The team revealed that when bitter substances (or tastants) hit TAS2R14, they're wedged into the allosteric site. This regulatory region allows molecules to bind to a protein and influence its functional activity.
The mechanism hasn't been discovered before. The tastant's connection with the allosteric site changes the shape of the receptor, activating its coupled G protein and setting off a chain reaction of signaling further down the line.
This is how the message gets sent to a part of the brain called the gustatory cortex, where we process and perceive the signals as the taste of bitterness.
Another new discovery is the involvement of cholesterol, which binds to the active site on TAS2R14 to help trigger the process of detecting the bitter taste. Bile acids, which have a similar structure to cholesterol, have previously been linked to TAS2R14 activation.
"Cholesterol was residing in another binding site called the orthosteric pocket in TAS2R14, while the bitter tastant binds to the allosteric site," says Kim.
"Through molecular dynamics simulations, we also found that the cholesterol puts the receptor in a semi-active state, so it can be easily activated by the bitter tastant."
As for how the new findings might be used, beyond a better understanding of the body's most intricate processes, it may seem a leap from tasting something bitter to the health issues we mentioned earlier.

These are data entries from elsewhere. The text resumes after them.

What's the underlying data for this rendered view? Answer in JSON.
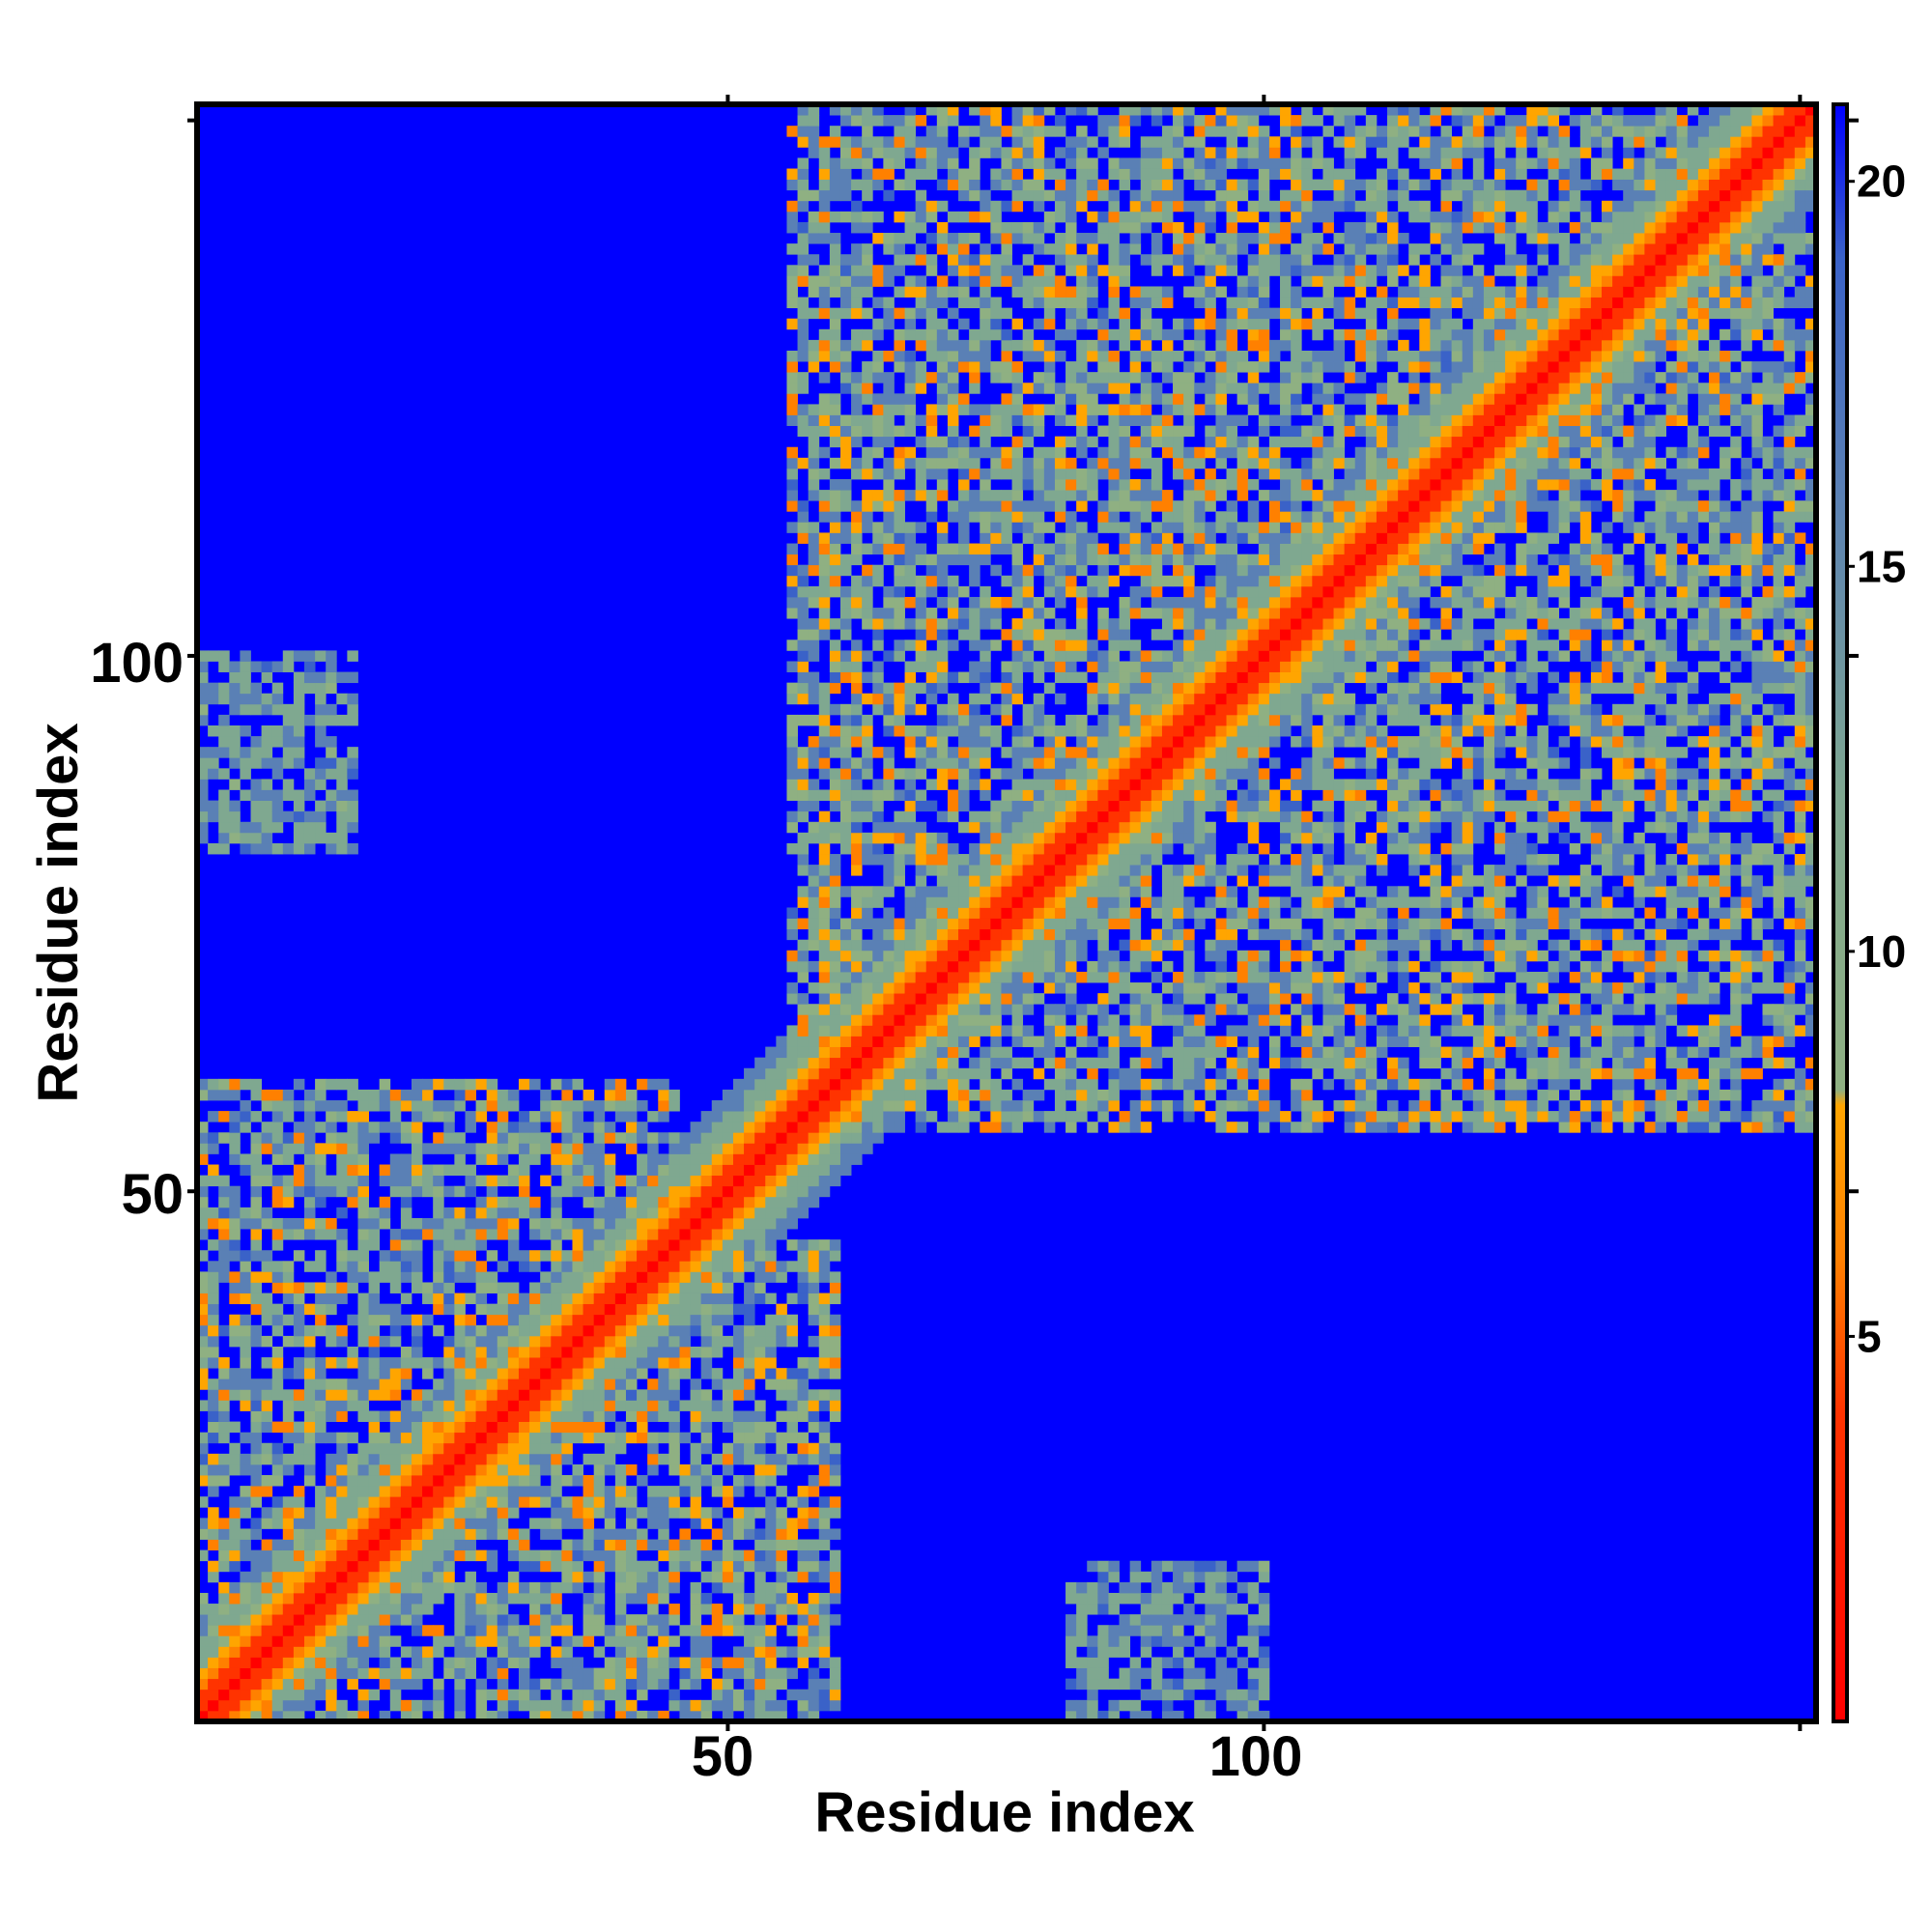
{
  "chart_data": {
    "type": "heatmap",
    "title": "",
    "xlabel": "Residue index",
    "ylabel": "Residue index",
    "xlim": [
      1,
      151
    ],
    "ylim": [
      1,
      151
    ],
    "x_ticks": [
      50,
      100
    ],
    "y_ticks": [
      50,
      100
    ],
    "x_tick_labels": [
      "50",
      "100"
    ],
    "y_tick_labels": [
      "50",
      "100"
    ],
    "colorbar": {
      "range": [
        0,
        21
      ],
      "ticks": [
        5,
        10,
        15,
        20
      ],
      "tick_labels": [
        "5",
        "10",
        "15",
        "20"
      ],
      "stops": [
        {
          "value": 0,
          "color": "#ff0000"
        },
        {
          "value": 4,
          "color": "#ff3300"
        },
        {
          "value": 6,
          "color": "#ff8000"
        },
        {
          "value": 8,
          "color": "#ffa500"
        },
        {
          "value": 8.2,
          "color": "#8fb082"
        },
        {
          "value": 12,
          "color": "#7fa890"
        },
        {
          "value": 16,
          "color": "#5a80b5"
        },
        {
          "value": 19,
          "color": "#3a62c8"
        },
        {
          "value": 21,
          "color": "#0000ff"
        }
      ]
    },
    "cutoff_color": "#0000ff",
    "grid": false,
    "matrix_description_values": {
      "diagonal": 3.8,
      "near_diagonal_band_width": 4,
      "contact_regions": [
        {
          "i": [
            56,
            140
          ],
          "j": [
            60,
            151
          ],
          "value_range": [
            6,
            18
          ]
        },
        {
          "i": [
            1,
            45
          ],
          "j": [
            1,
            60
          ],
          "value_range": [
            6,
            18
          ]
        },
        {
          "i": [
            82,
            100
          ],
          "j": [
            1,
            15
          ],
          "value_range": [
            10,
            18
          ]
        }
      ]
    }
  }
}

However, these receptors are also found in our airways and play a role in appetite regulation, while cholesterol and bile acids help control metabolism – so treatments for any related problems could benefit from what scientists have learned here.
"In the future, this structure will be key to discovering and designing drug candidates that can directly regulate G proteins through the allosteric sites," says Kim.
The research has been published in Nature.